Yeah, it’s the “processes” memory usage that increases.
The GenStage pipeline is pretty straight forward:
- Producer loads batches of records from DB
- Consumer supervisor consumes these records, and start an
EventProcessor
process
- The event processor processes the event (parsing text, etc.), then sends a notification event to the process managing the entire pipeline. Upon receiving an
ack
message from the managing process, the event processor shuts down.
It appears the event processor is where I have some issues, process-wise, as Observer is reporting 746MB in “memory” which is just nuts. The event handling module is quite straightforward:
defmodule IngestionEngine.Pipeline.EventProcessor do
use GenServer
require Logger
@ack_timeout 6_000
def start_link(args, event), do: start_link(Keyword.put(args, :event, event))
def start_link(args) do
GenServer.start_link(__MODULE__, args)
end
@impl GenServer
def init(args) do
state =
args
|> Keyword.take([:report_to, :handler, :event])
|> Enum.into(%{})
|> Map.put(:ack_await_ref, nil)
{:ok, state, {:continue, :handle_event}}
end
@impl GenServer
def handle_continue(:handle_event, state), do: handle_event(state)

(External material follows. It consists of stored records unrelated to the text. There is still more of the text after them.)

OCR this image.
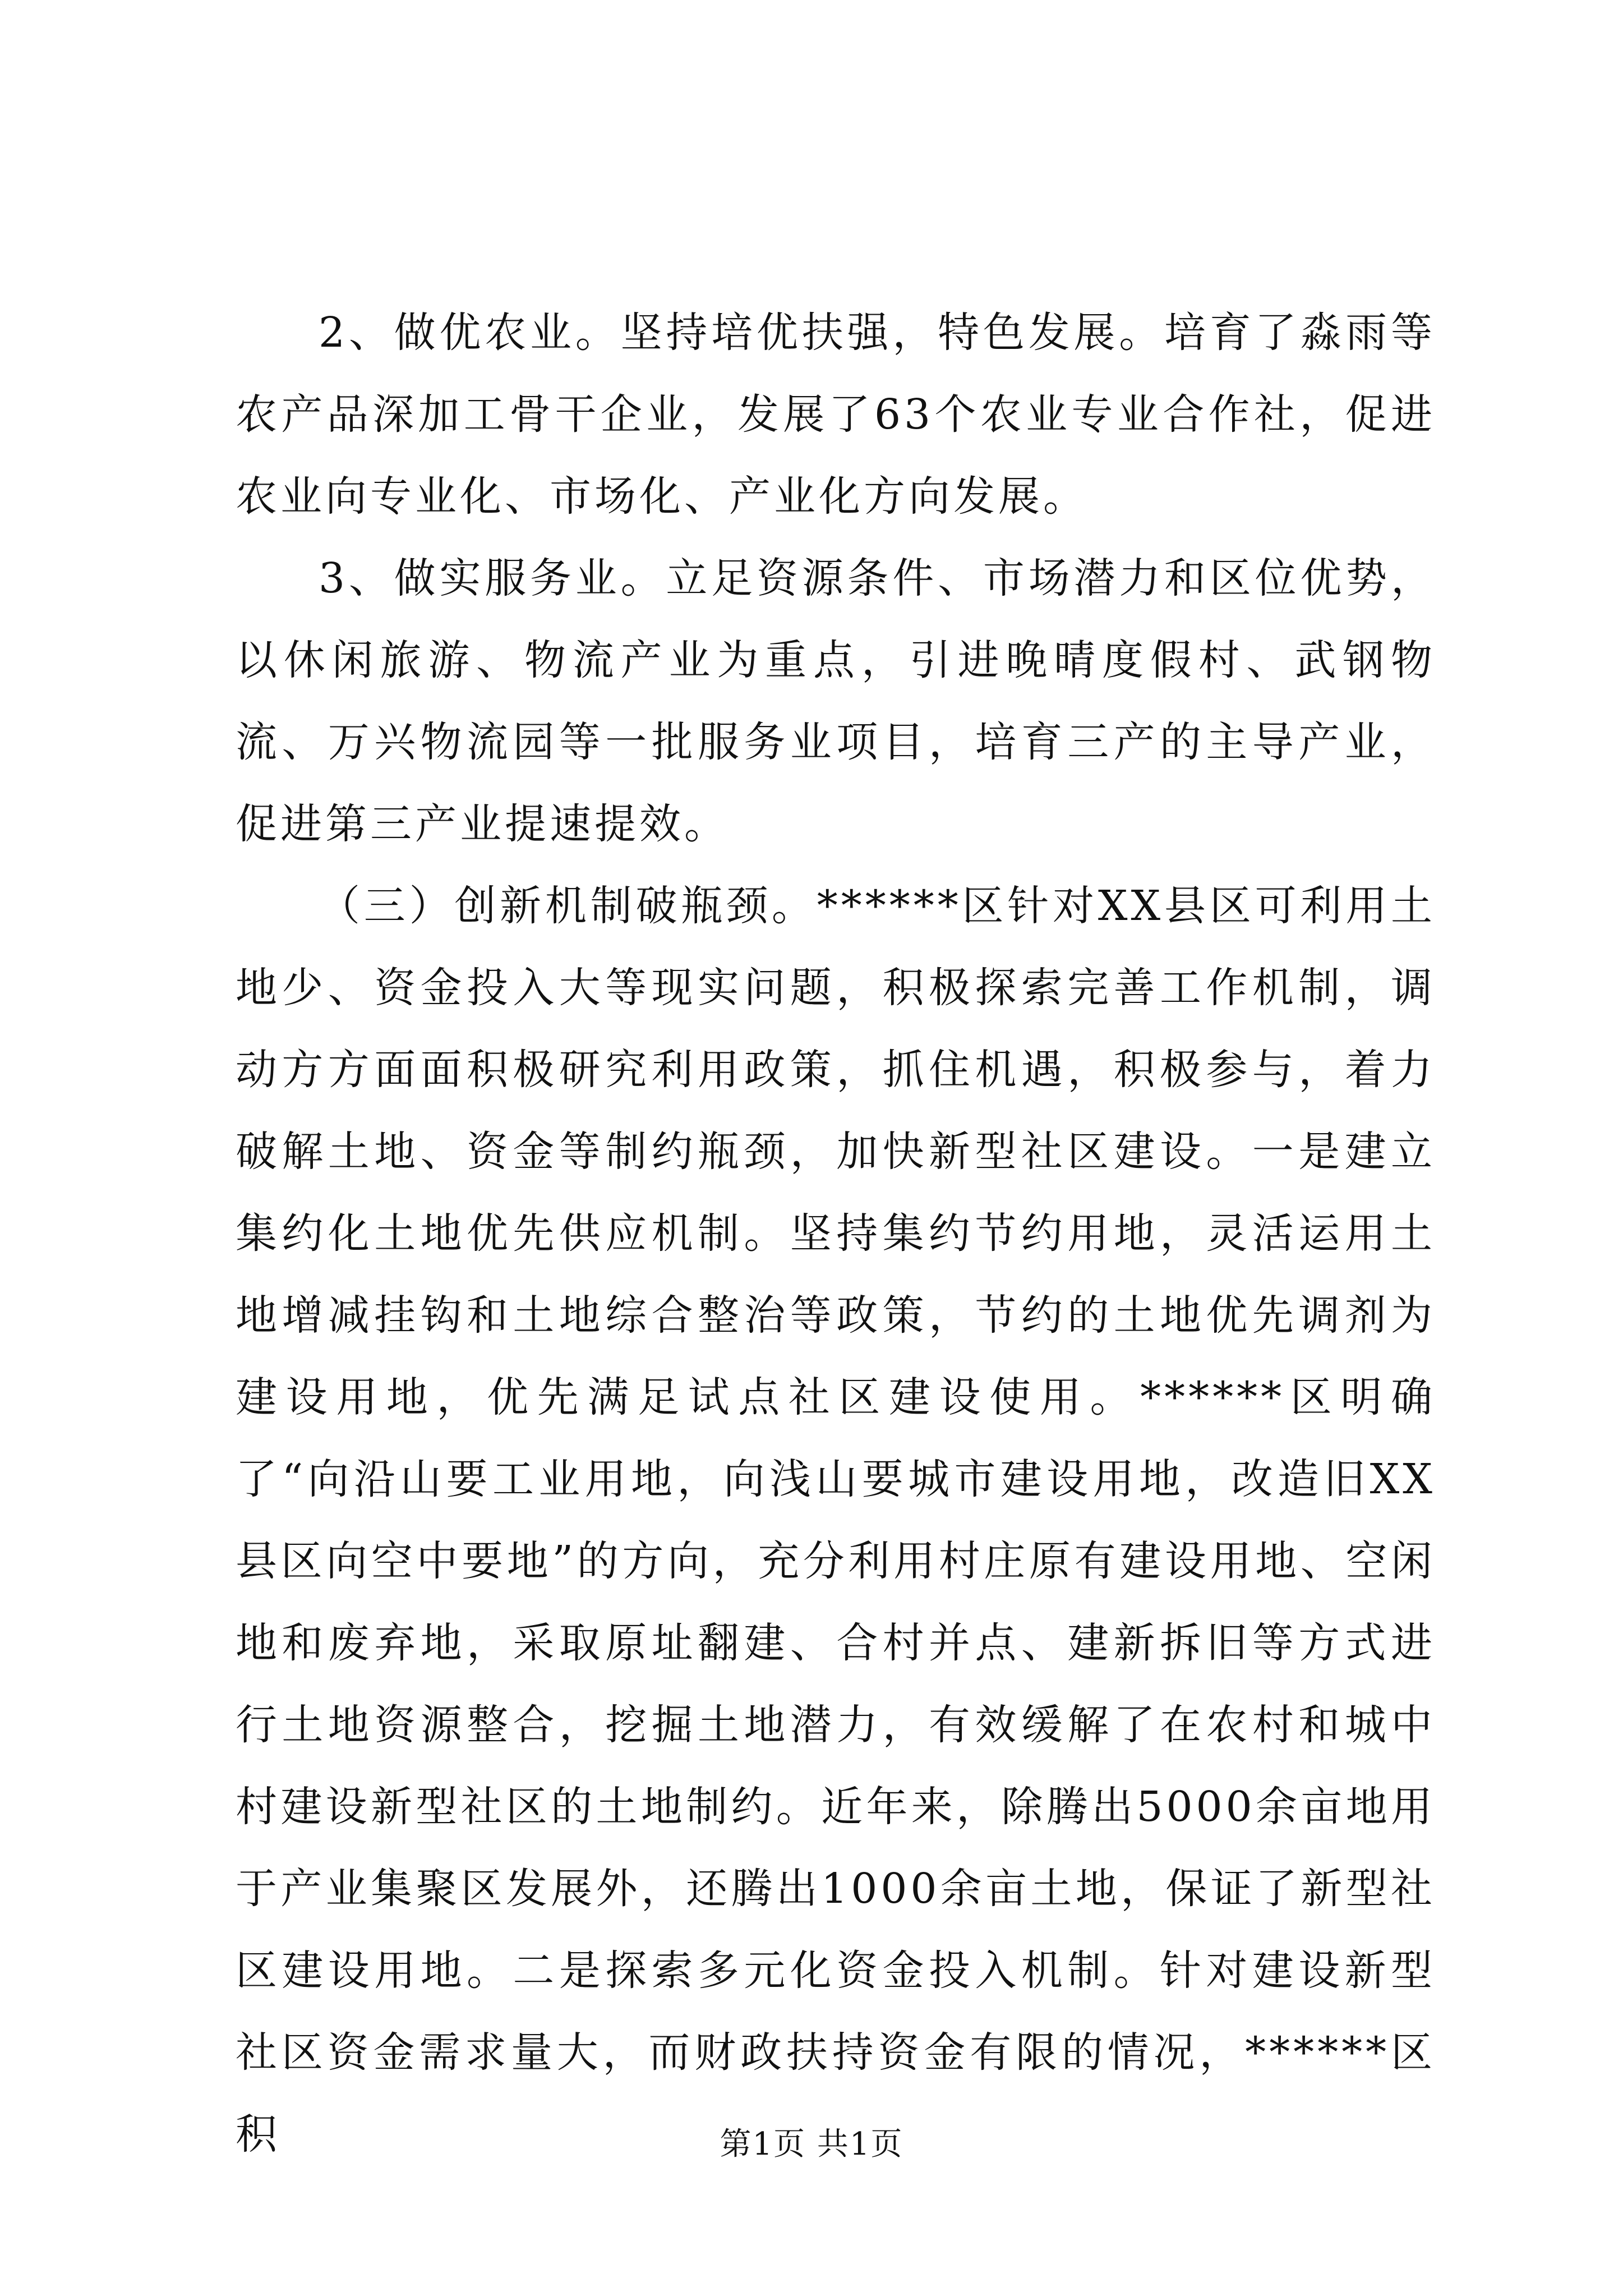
2、做优农业。坚持培优扶强，特色发展。培育了淼雨等农产品深加工骨干企业，发展了63个农业专业合作社，促进农业向专业化、市场化、产业化方向发展。

3、做实服务业。立足资源条件、市场潜力和区位优势，以休闲旅游、物流产业为重点，引进晚晴度假村、武钢物流、万兴物流园等一批服务业项目，培育三产的主导产业，促进第三产业提速提效。

（三）创新机制破瓶颈。******区针对XX县区可利用土地少、资金投入大等现实问题，积极探索完善工作机制，调动方方面面积极研究利用政策，抓住机遇，积极参与，着力破解土地、资金等制约瓶颈，加快新型社区建设。一是建立集约化土地优先供应机制。坚持集约节约用地，灵活运用土地增减挂钩和土地综合整治等政策，节约的土地优先调剂为建设用地，优先满足试点社区建设使用。******区明确了“向沿山要工业用地，向浅山要城市建设用地，改造旧XX县区向空中要地”的方向，充分利用村庄原有建设用地、空闲地和废弃地，采取原址翻建、合村并点、建新拆旧等方式进行土地资源整合，挖掘土地潜力，有效缓解了在农村和城中村建设新型社区的土地制约。近年来，除腾出5000余亩地用于产业集聚区发展外，还腾出1000余亩土地，保证了新型社区建设用地。二是探索多元化资金投入机制。针对建设新型社区资金需求量大，而财政扶持资金有限的情况，******区积	第1页 共1页
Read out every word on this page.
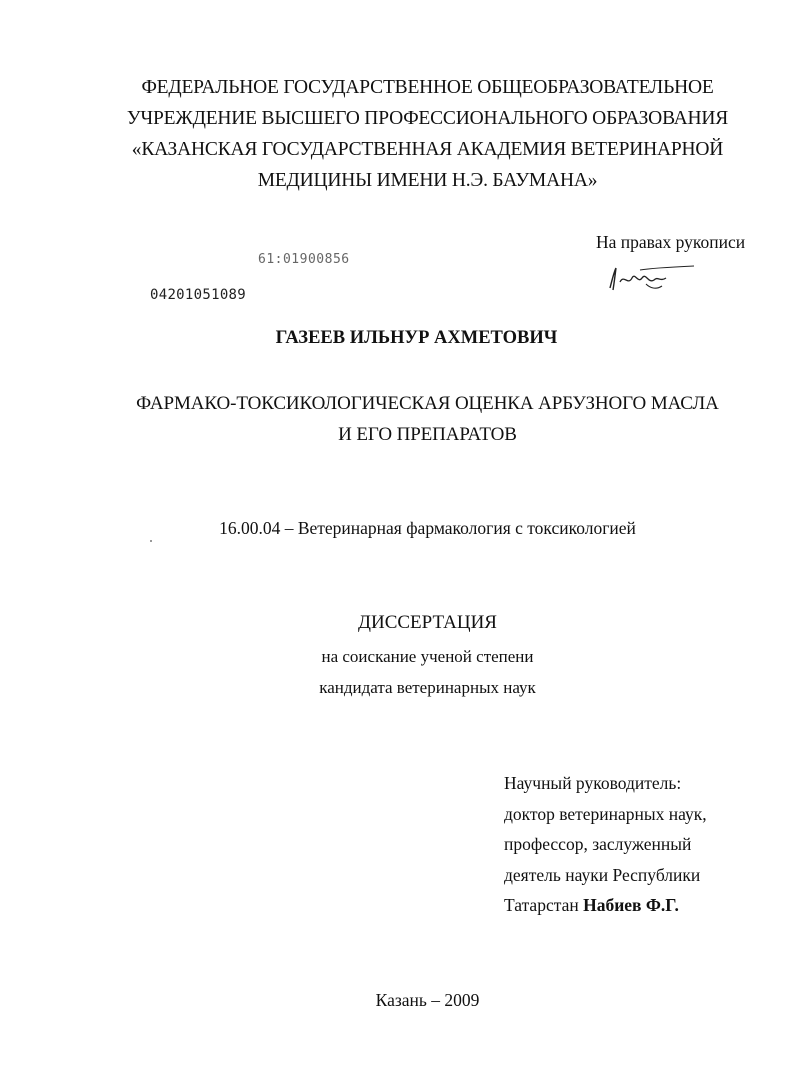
ФЕДЕРАЛЬНОЕ ГОСУДАРСТВЕННОЕ ОБЩЕОБРАЗОВАТЕЛЬНОЕ
УЧРЕЖДЕНИЕ ВЫСШЕГО ПРОФЕССИОНАЛЬНОГО ОБРАЗОВАНИЯ
«КАЗАНСКАЯ ГОСУДАРСТВЕННАЯ АКАДЕМИЯ ВЕТЕРИНАРНОЙ
МЕДИЦИНЫ ИМЕНИ Н.Э. БАУМАНА»
61:01900856
На правах рукописи
04201051089
ГАЗЕЕВ ИЛЬНУР АХМЕТОВИЧ
ФАРМАКО-ТОКСИКОЛОГИЧЕСКАЯ ОЦЕНКА АРБУЗНОГО МАСЛА
И ЕГО ПРЕПАРАТОВ
16.00.04 – Ветеринарная фармакология с токсикологией
ДИССЕРТАЦИЯ
на соискание ученой степени
кандидата ветеринарных наук
Научный руководитель:
доктор ветеринарных наук,
профессор, заслуженный
деятель науки Республики
Татарстан Набиев Ф.Г.
Казань – 2009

defp handle_event(%{handler: handler, event: event} = state) do
result = handler.(event)
case Map.get(state, :report_to) do
nil ->
stop(state)
report_to ->
send(report_to, {:event_processed, self(), %{event: event, result: result}})
ack_await_ref = Process.send_after(self(), :ack_not_received, @ack_timeout)
{:noreply, Map.put(state, :ack_await_ref, ack_await_ref)}
end
end
@impl GenServer
def handle_info(:retry, state) do
state =
state
|> cancel_timer()
|> handle_event()
{:noreply, state}
end
def handle_info(:ack_event_processed, state) do
stop(state)
end
def handle_info(:ack_not_received = reason, state) do
stop(state, reason)
end
def handle_info(msg, state) do
Logger.warn("Unhandled info message: #{inspect(msg)}")
{:noreply, state}
end
defp stop(state, reason \\ :normal) do
{:stop, reason, cancel_timer(state)}
end
defp cancel_timer(%{ack_await_ref: nil} = state), do: state
defp cancel_timer(%{ack_await_ref: ref} = state) when is_reference(ref) do
Process.cancel_timer(ref)
Map.put(state, :ack_await_ref, nil)
end
end
So I believe the issue is likely in the handler
function: Observer tells me the problem processes are spending a lot of time in erlang:re_run_trap
(which I assume is a regex-related function, as I haven’t found any info on it) as well as Elixir.String:do_replace
, so I’m probably doing something dumb in there… I’ll probably start by adding a send_after
in the event processor to crash and dump the current state if the process runs for too long to see if I can reproduce the issue with a given set of data.